Go over to this thread at FABO and download a free factory shop manual. I believe the 69 manual posted is "Dart/ Charger/ Coronet" but the wiring for Coronet is the same for Belvedere
The thread:
http://www.forabodiesonly.com/mopar/showthread.php?t=132309
You will have to scroll down because some of the first links posted are broken, and got fixed later in the thread. Link to the 69 manual:
http://www.abodyjoe.com/pictures/Mis...e manual.pdf
In your viewer, type page 8-1 for the electrical index
Diagrams start page 8-96
Your voltage problem is most likely due to VOLTAGE DROP in the ignition harness. The circuit path we are talking about here is outlined in the MAD article, scroll down the page and look at the simplified diagram:
http://www.madelectrical.com/
this article:
http://www.madelectrical.com/electricaltech/amp-gauges.shtml
The circuit starts at the BATTERY -- FUSE LINK -- BULKHEAD CONNECTOR -- AMMETER -- WELDED SPLICE -- not shown -- IGNITION SWITCH CONNECTOR -- through the SWITCH -- back out the SWITCH CONNECTOR -- out the BULKHEAD CONNECTOR (on the dark blue ignition run wire) -- and to the IGNITION, and REGULATOR IGN terminal.
Your top suspects for voltage drop are the
bulkhead connector, including the charging line, (black), battery feed (red) and ignition run (dark blue)
the ignition switch connector
the switch itself
in more rare cases, ammeter connections and the ammeter itself
in very rare cases the welded splice
I realize you have bypassed the ammeter, but did you FIX the bulkhead connector?
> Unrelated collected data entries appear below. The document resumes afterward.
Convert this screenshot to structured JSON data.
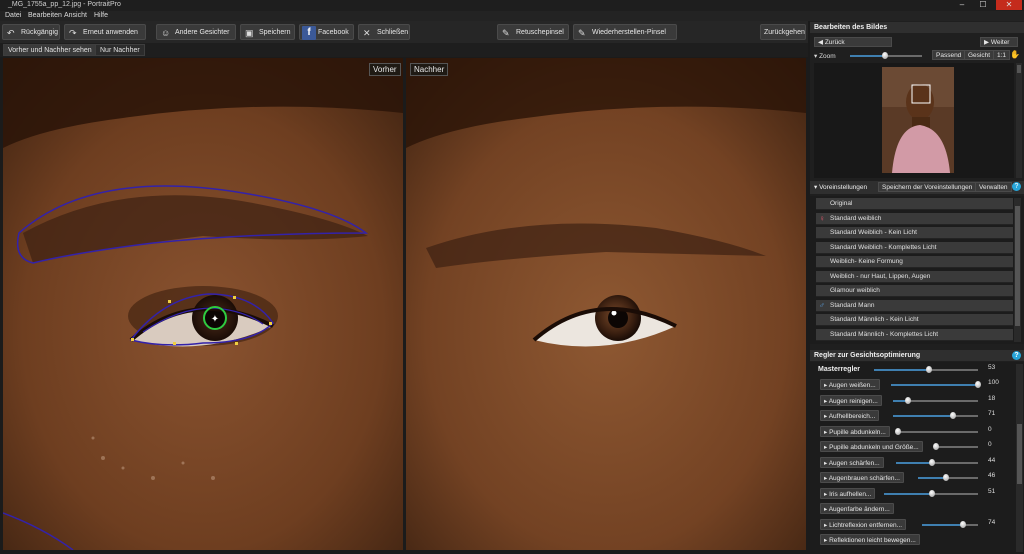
{
  "window": {
    "title": "_MG_1755a_pp_12.jpg - PortraitPro",
    "min": "–",
    "max": "☐",
    "close": "✕"
  },
  "menu": [
    "Datei",
    "Bearbeiten",
    "Ansicht",
    "Hilfe"
  ],
  "toolbar": {
    "undo": "Rückgängig",
    "redo": "Erneut anwenden",
    "other_faces": "Andere Gesichter",
    "save": "Speichern",
    "facebook": "Facebook",
    "close": "Schließen",
    "retouch": "Retuschepinsel",
    "restore": "Wiederherstellen-Pinsel",
    "back": "Zurückgehen"
  },
  "tabs": [
    "Vorher und Nachher sehen",
    "Nur Nachher"
  ],
  "labels": {
    "before": "Vorher",
    "after": "Nachher"
  },
  "edit_panel": {
    "title": "Bearbeiten des Bildes",
    "back": "Zurück",
    "forward": "Weiter",
    "zoom": "Zoom",
    "fit": "Passend",
    "face": "Gesicht",
    "one_to_one": "1:1",
    "zoom_level": 0.48
  },
  "presets_panel": {
    "header": "Voreinstellungen",
    "save": "Speichern der Voreinstellungen",
    "manage": "Verwalten",
    "items": [
      {
        "label": "Original",
        "icon": ""
      },
      {
        "label": "Standard weiblich",
        "icon": "♀"
      },
      {
        "label": "Standard Weiblich - Kein Licht",
        "icon": ""
      },
      {
        "label": "Standard Weiblich - Komplettes Licht",
        "icon": ""
      },
      {
        "label": "Weiblich- Keine Formung",
        "icon": ""
      },
      {
        "label": "Weiblich - nur Haut, Lippen, Augen",
        "icon": ""
      },
      {
        "label": "Glamour weiblich",
        "icon": ""
      },
      {
        "label": "Standard Mann",
        "icon": "♂"
      },
      {
        "label": "Standard Männlich - Kein Licht",
        "icon": ""
      },
      {
        "label": "Standard Männlich - Komplettes Licht",
        "icon": ""
      }
    ]
  },
  "sliders_panel": {
    "title": "Regler zur Gesichtsoptimierung",
    "master": {
      "label": "Masterregler",
      "value": "53",
      "level": 0.53
    },
    "items": [
      {
        "label": "Augen weißen...",
        "value": "100",
        "level": 1.0,
        "start": 75
      },
      {
        "label": "Augen reinigen...",
        "value": "18",
        "level": 0.18,
        "start": 77
      },
      {
        "label": "Aufhellbereich...",
        "value": "71",
        "level": 0.71,
        "start": 77
      },
      {
        "label": "Pupille abdunkeln...",
        "value": "0",
        "level": 0.0,
        "start": 82
      },
      {
        "label": "Pupille abdunkeln und Größe...",
        "value": "0",
        "level": 0.0,
        "start": 120
      },
      {
        "label": "Augen schärfen...",
        "value": "44",
        "level": 0.44,
        "start": 80
      },
      {
        "label": "Augenbrauen schärfen...",
        "value": "46",
        "level": 0.46,
        "start": 102
      },
      {
        "label": "Iris aufhellen...",
        "value": "51",
        "level": 0.51,
        "start": 68
      },
      {
        "label": "Augenfarbe ändern...",
        "value": "",
        "level": null,
        "start": 0
      },
      {
        "label": "Lichtreflexion entfernen...",
        "value": "74",
        "level": 0.74,
        "start": 106
      },
      {
        "label": "Reflektionen leicht bewegen...",
        "value": "",
        "level": null,
        "start": 0
      }
    ]
  }
}
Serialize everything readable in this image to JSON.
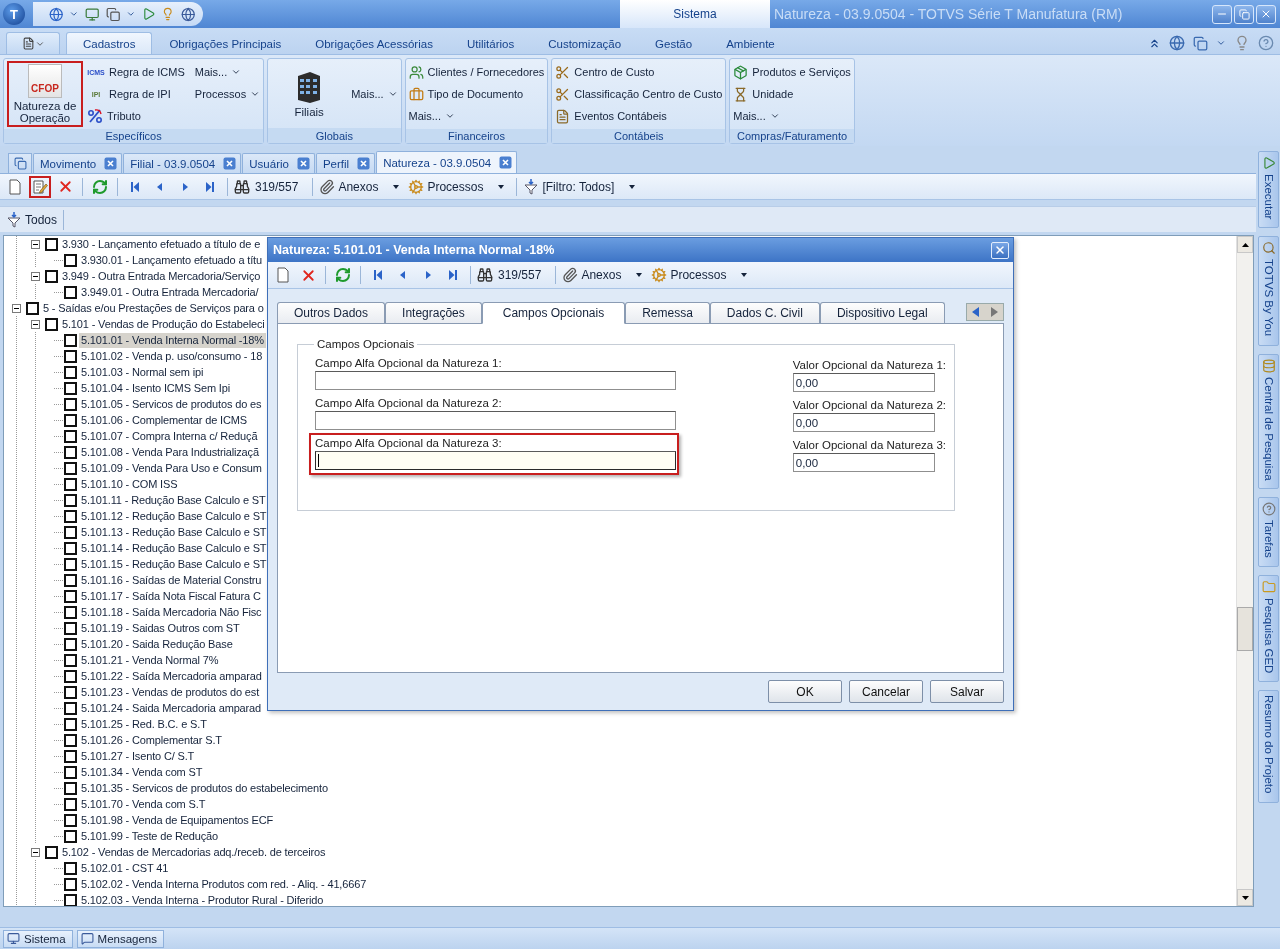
{
  "title_bar": {
    "logo": "T",
    "system_tab": "Sistema",
    "title": "Natureza - 03.9.0504 - TOTVS Série T Manufatura (RM)"
  },
  "ribbon": {
    "tabs": [
      {
        "label": "Cadastros",
        "selected": true
      },
      {
        "label": "Obrigações Principais",
        "selected": false
      },
      {
        "label": "Obrigações Acessórias",
        "selected": false
      },
      {
        "label": "Utilitários",
        "selected": false
      },
      {
        "label": "Customização",
        "selected": false
      },
      {
        "label": "Gestão",
        "selected": false
      },
      {
        "label": "Ambiente",
        "selected": false
      }
    ],
    "groups": [
      {
        "caption": "Específicos",
        "large": [
          {
            "label": "Natureza de Operação",
            "kind": "cfop",
            "icon_text": "CFOP",
            "highlighted": true
          }
        ],
        "items": [
          {
            "label": "Regra de ICMS",
            "kind": "icms",
            "icon_text": "ICMS"
          },
          {
            "label": "Regra de IPI",
            "kind": "ipi",
            "icon_text": "IPI"
          },
          {
            "label": "Tributo",
            "kind": "tax"
          },
          {
            "label": "Mais...",
            "kind": "menu"
          },
          {
            "label": "Processos",
            "kind": "menu"
          }
        ]
      },
      {
        "caption": "Globais",
        "large": [
          {
            "label": "Filiais",
            "kind": "building",
            "highlighted": false
          }
        ],
        "items": [
          {
            "label": "Mais...",
            "kind": "menu"
          }
        ]
      },
      {
        "caption": "Financeiros",
        "items": [
          {
            "label": "Clientes / Fornecedores",
            "kind": "people"
          },
          {
            "label": "Tipo de Documento",
            "kind": "briefcase"
          },
          {
            "label": "Mais...",
            "kind": "menu"
          }
        ]
      },
      {
        "caption": "Contábeis",
        "items": [
          {
            "label": "Centro de Custo",
            "kind": "cost"
          },
          {
            "label": "Classificação Centro de Custo",
            "kind": "cost"
          },
          {
            "label": "Eventos Contábeis",
            "kind": "event"
          }
        ]
      },
      {
        "caption": "Compras/Faturamento",
        "items": [
          {
            "label": "Produtos e Serviços",
            "kind": "product"
          },
          {
            "label": "Unidade",
            "kind": "unit"
          },
          {
            "label": "Mais...",
            "kind": "menu"
          }
        ]
      }
    ]
  },
  "documents": {
    "tabs": [
      {
        "label": "Movimento",
        "selected": false
      },
      {
        "label": "Filial - 03.9.0504",
        "selected": false
      },
      {
        "label": "Usuário",
        "selected": false
      },
      {
        "label": "Perfil",
        "selected": false
      },
      {
        "label": "Natureza - 03.9.0504",
        "selected": true
      }
    ]
  },
  "toolbar": {
    "groups": [
      [
        {
          "kind": "new",
          "highlighted": false
        },
        {
          "kind": "edit",
          "highlighted": true
        },
        {
          "kind": "delete",
          "highlighted": false
        }
      ],
      [
        {
          "kind": "refresh",
          "highlighted": false
        }
      ],
      [
        {
          "kind": "first",
          "highlighted": false
        },
        {
          "kind": "prev",
          "highlighted": false
        },
        {
          "kind": "next",
          "highlighted": false
        },
        {
          "kind": "last",
          "highlighted": false
        }
      ]
    ],
    "counter": "319/557",
    "menus": [
      {
        "label": "Anexos",
        "kind": "attach"
      },
      {
        "label": "Processos",
        "kind": "process"
      },
      {
        "label": "[Filtro: Todos]",
        "kind": "filter"
      }
    ]
  },
  "filter": {
    "label": "Todos"
  },
  "tree": {
    "items": [
      {
        "children": [
          {
            "label": "3.930 - Lançamento efetuado a título de e",
            "checked": false,
            "selected": false,
            "expanded": true,
            "children": [
              {
                "label": "3.930.01 - Lançamento efetuado a títu",
                "checked": false,
                "selected": false
              }
            ]
          },
          {
            "label": "3.949 - Outra Entrada Mercadoria/Serviço",
            "checked": false,
            "selected": false,
            "expanded": true,
            "children": [
              {
                "label": "3.949.01 - Outra Entrada Mercadoria/",
                "checked": false,
                "selected": false
              }
            ]
          }
        ]
      },
      {
        "label": "5 - Saídas e/ou Prestações de Serviços para o",
        "checked": false,
        "selected": false,
        "expanded": true,
        "children": [
          {
            "label": "5.101 - Vendas de Produção do Estabeleci",
            "checked": false,
            "selected": false,
            "expanded": true,
            "children": [
              {
                "label": "5.101.01 - Venda Interna Normal -18%",
                "checked": false,
                "selected": true
              },
              {
                "label": "5.101.02 - Venda p. uso/consumo - 18",
                "checked": false,
                "selected": false
              },
              {
                "label": "5.101.03 - Normal sem ipi",
                "checked": false,
                "selected": false
              },
              {
                "label": "5.101.04 - Isento ICMS Sem Ipi",
                "checked": false,
                "selected": false
              },
              {
                "label": "5.101.05 - Servicos de  produtos do es",
                "checked": false,
                "selected": false
              },
              {
                "label": "5.101.06 - Complementar de ICMS",
                "checked": false,
                "selected": false
              },
              {
                "label": "5.101.07 - Compra Interna c/ Reduçã",
                "checked": false,
                "selected": false
              },
              {
                "label": "5.101.08 - Venda Para Industrializaçã",
                "checked": false,
                "selected": false
              },
              {
                "label": "5.101.09 - Venda Para Uso e Consum",
                "checked": false,
                "selected": false
              },
              {
                "label": "5.101.10 - COM ISS",
                "checked": false,
                "selected": false
              },
              {
                "label": "5.101.11 - Redução Base Calculo e ST",
                "checked": false,
                "selected": false
              },
              {
                "label": "5.101.12 - Redução  Base Calculo e ST",
                "checked": false,
                "selected": false
              },
              {
                "label": "5.101.13 - Redução Base Calculo e ST",
                "checked": false,
                "selected": false
              },
              {
                "label": "5.101.14 - Redução Base Calculo e ST",
                "checked": false,
                "selected": false
              },
              {
                "label": "5.101.15 - Redução Base Calculo e ST",
                "checked": false,
                "selected": false
              },
              {
                "label": "5.101.16 - Saídas de Material Constru",
                "checked": false,
                "selected": false
              },
              {
                "label": "5.101.17 - Saída Nota Fiscal Fatura C",
                "checked": false,
                "selected": false
              },
              {
                "label": "5.101.18 - Saída Mercadoria Não Fisc",
                "checked": false,
                "selected": false
              },
              {
                "label": "5.101.19 - Saidas Outros com ST",
                "checked": false,
                "selected": false
              },
              {
                "label": "5.101.20 - Saida Redução Base",
                "checked": false,
                "selected": false
              },
              {
                "label": "5.101.21 - Venda Normal 7%",
                "checked": false,
                "selected": false
              },
              {
                "label": "5.101.22 - Saída Mercadoria amparad",
                "checked": false,
                "selected": false
              },
              {
                "label": "5.101.23 - Vendas de produtos do est",
                "checked": false,
                "selected": false
              },
              {
                "label": "5.101.24 - Saida Mercadoria amparad",
                "checked": false,
                "selected": false
              },
              {
                "label": "5.101.25 - Red. B.C. e S.T",
                "checked": false,
                "selected": false
              },
              {
                "label": "5.101.26 - Complementar S.T",
                "checked": false,
                "selected": false
              },
              {
                "label": "5.101.27 - Isento C/ S.T",
                "checked": false,
                "selected": false
              },
              {
                "label": "5.101.34 - Venda com ST",
                "checked": false,
                "selected": false
              },
              {
                "label": "5.101.35 - Servicos de  produtos do estabelecimento",
                "checked": false,
                "selected": false
              },
              {
                "label": "5.101.70 - Venda com S.T",
                "checked": false,
                "selected": false
              },
              {
                "label": "5.101.98 - Venda de Equipamentos ECF",
                "checked": false,
                "selected": false
              },
              {
                "label": "5.101.99 - Teste de Redução",
                "checked": false,
                "selected": false
              }
            ]
          },
          {
            "label": "5.102 - Vendas de Mercadorias adq./receb. de terceiros",
            "checked": false,
            "selected": false,
            "expanded": true,
            "children": [
              {
                "label": "5.102.01 - CST 41",
                "checked": false,
                "selected": false
              },
              {
                "label": "5.102.02 - Venda Interna Produtos com  red. - Aliq. - 41,6667",
                "checked": false,
                "selected": false
              },
              {
                "label": "5.102.03 - Venda Interna - Produtor Rural - Diferido",
                "checked": false,
                "selected": false
              }
            ]
          }
        ]
      }
    ]
  },
  "side_panel": {
    "tabs": [
      {
        "label": "Executar",
        "kind": "run"
      },
      {
        "label": "TOTVS By You",
        "kind": "search"
      },
      {
        "label": "Central de Pesquisa",
        "kind": "database"
      },
      {
        "label": "Tarefas",
        "kind": "task"
      },
      {
        "label": "Pesquisa GED",
        "kind": "folder"
      },
      {
        "label": "Resumo do Projeto"
      }
    ]
  },
  "status_bar": {
    "buttons": [
      {
        "label": "Sistema",
        "kind": "system"
      },
      {
        "label": "Mensagens",
        "kind": "messages"
      }
    ]
  },
  "dialog": {
    "title": "Natureza: 5.101.01 - Venda Interna Normal -18%",
    "toolbar": {
      "groups": [
        [
          {
            "kind": "new",
            "highlighted": false
          },
          {
            "kind": "delete",
            "highlighted": false
          }
        ],
        [
          {
            "kind": "refresh",
            "highlighted": false
          }
        ],
        [
          {
            "kind": "first",
            "highlighted": false
          },
          {
            "kind": "prev",
            "highlighted": false
          },
          {
            "kind": "next",
            "highlighted": false
          },
          {
            "kind": "last",
            "highlighted": false
          }
        ]
      ],
      "counter": "319/557",
      "menus": [
        {
          "label": "Anexos",
          "kind": "attach"
        },
        {
          "label": "Processos",
          "kind": "process"
        }
      ]
    },
    "tabs": [
      {
        "label": "Outros Dados",
        "selected": false
      },
      {
        "label": "Integrações",
        "selected": false
      },
      {
        "label": "Campos Opcionais",
        "selected": true
      },
      {
        "label": "Remessa",
        "selected": false
      },
      {
        "label": "Dados C. Civil",
        "selected": false
      },
      {
        "label": "Dispositivo Legal",
        "selected": false
      }
    ],
    "group": {
      "title": "Campos Opcionais",
      "rows": [
        {
          "text_label": "Campo Alfa Opcional da Natureza 1:",
          "focused": false,
          "highlighted": false,
          "value_label": "Valor Opcional da Natureza 1:",
          "value": "0,00"
        },
        {
          "text_label": "Campo Alfa Opcional da Natureza 2:",
          "focused": false,
          "highlighted": false,
          "value_label": "Valor Opcional da Natureza 2:",
          "value": "0,00"
        },
        {
          "text_label": "Campo Alfa Opcional da Natureza 3:",
          "focused": true,
          "highlighted": true,
          "value_label": "Valor Opcional da Natureza 3:",
          "value": "0,00"
        }
      ]
    },
    "buttons": [
      "OK",
      "Cancelar",
      "Salvar"
    ]
  }
}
Now, to check the system for voltage drop problems, follow these steps
1---With your voltmeter set to low DC volts, hook one probe to the battery (starter relay stud) and the other probe to the regulator IGN terminal. Turn the key to "run" with engine off. You are hoping for a very low reading, the lower the better. More than .3V (three tenths of one volt) is too much and shows drop in the above described circuit
2--Check the ground path for the regulator. The blue regulators are VERY troublesome because you MUST be CERTAIN that you scrape the paint away from the mounting bolts, and use start washers, as well, of course, of having clean bolts and metal under the regulator
Start the car, get the battery "normal" if possible, and run the engine to simulate "medium cruise." Again, with the meter set on low DC, stick one probe on the battery NEG post, and the other on the regulator mounting flange. Be SURE to stab through any rust, chrome, or paint.
Again, you are hoping for a very low reading, and over .2--.3V means a poor ground
3-- With the engine still running and your meter set to measure battery voltage, see what the charging voltage actually is under these conditions. (Sounds like you already did that)
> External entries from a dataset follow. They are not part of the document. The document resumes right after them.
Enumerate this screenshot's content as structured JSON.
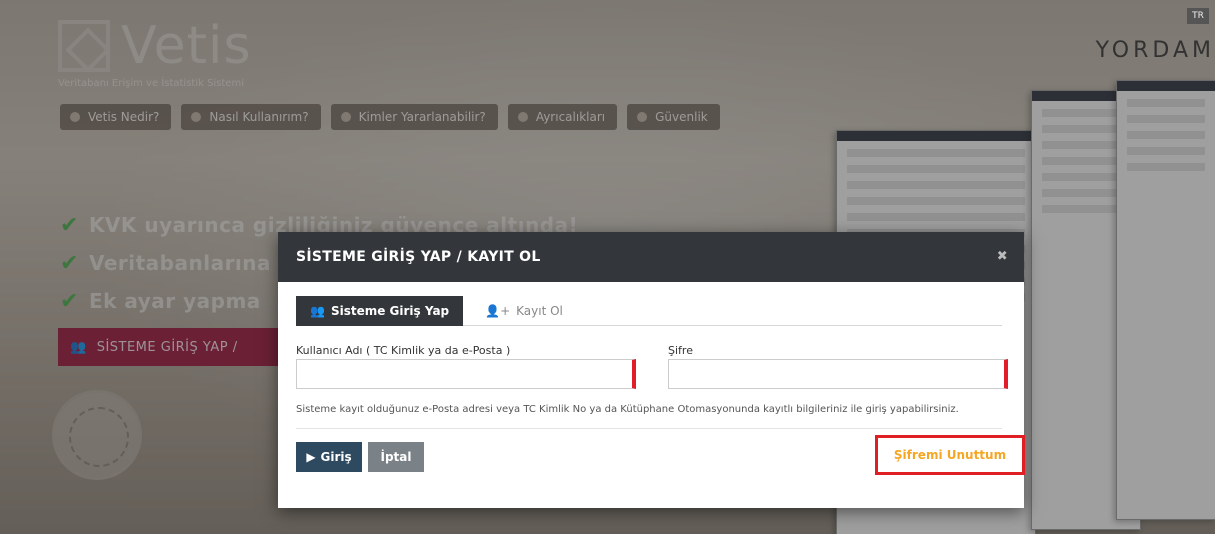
{
  "background": {
    "lang_badge": "TR",
    "logo_text": "Vetis",
    "logo_subtitle": "Veritabanı Erişim ve İstatistik Sistemi",
    "partner_logo": "YORDAM",
    "nav": [
      {
        "label": "Vetis Nedir?"
      },
      {
        "label": "Nasıl Kullanırım?"
      },
      {
        "label": "Kimler Yararlanabilir?"
      },
      {
        "label": "Ayrıcalıkları"
      },
      {
        "label": "Güvenlik"
      }
    ],
    "features": [
      "KVK uyarınca gizliliğiniz güvence altında!",
      "Veritabanlarına",
      "Ek ayar yapma"
    ],
    "login_button": "SİSTEME GİRİŞ YAP /"
  },
  "modal": {
    "title": "SİSTEME GİRİŞ YAP / KAYIT OL",
    "close_icon": "close-icon",
    "tabs": [
      {
        "label": "Sisteme Giriş Yap",
        "icon": "users-icon",
        "active": true
      },
      {
        "label": "Kayıt Ol",
        "icon": "user-plus-icon",
        "active": false
      }
    ],
    "username_label": "Kullanıcı Adı ( TC Kimlik ya da e-Posta )",
    "username_value": "",
    "password_label": "Şifre",
    "password_value": "",
    "help_text": "Sisteme kayıt olduğunuz e-Posta adresi veya TC Kimlik No ya da Kütüphane Otomasyonunda kayıtlı bilgileriniz ile giriş yapabilirsiniz.",
    "login_button": "Giriş",
    "cancel_button": "İptal",
    "forgot_link": "Şifremi Unuttum"
  },
  "colors": {
    "header_bg": "#33373b",
    "login_btn": "#2e4a60",
    "cancel_btn": "#7b8287",
    "required_marker": "#e21d2a",
    "forgot_text": "#f5a623",
    "highlight_border": "#e01f24"
  }
}
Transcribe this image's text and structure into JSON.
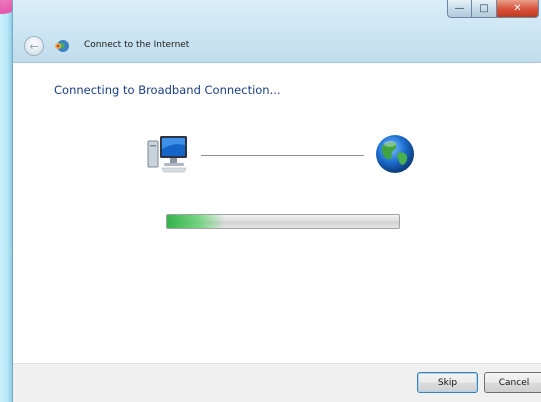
{
  "window": {
    "title": "Connect to the Internet",
    "caption_buttons": {
      "minimize_icon": "minimize-icon",
      "maximize_icon": "maximize-icon",
      "close_icon": "close-icon"
    }
  },
  "content": {
    "heading": "Connecting to Broadband Connection...",
    "progress": 0.25,
    "progress_color": "#2fbf45"
  },
  "footer": {
    "skip_label": "Skip",
    "cancel_label": "Cancel"
  },
  "icons": {
    "back": "back-arrow-icon",
    "wizard": "network-globe-icon",
    "computer": "computer-icon",
    "internet": "globe-icon"
  }
}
Here is how a typical harness drop like this works. On my 67, it originally had ONE VOLT!!!! of drop. The regulator uses the "ignition run" at the regulator IGN terminal for sensing. In my case, with a one volt drop, the regulator was correctly trying to charge the battery at 14V, but it SAW one volt LESS at the ignition terminal, so it ramped up alternator voltage until it "saw" 14V at the IGN terminal. BUT the one volt drop in the harness means that the BATTERY is now charging ONE VOLT higher -- at 15V!!!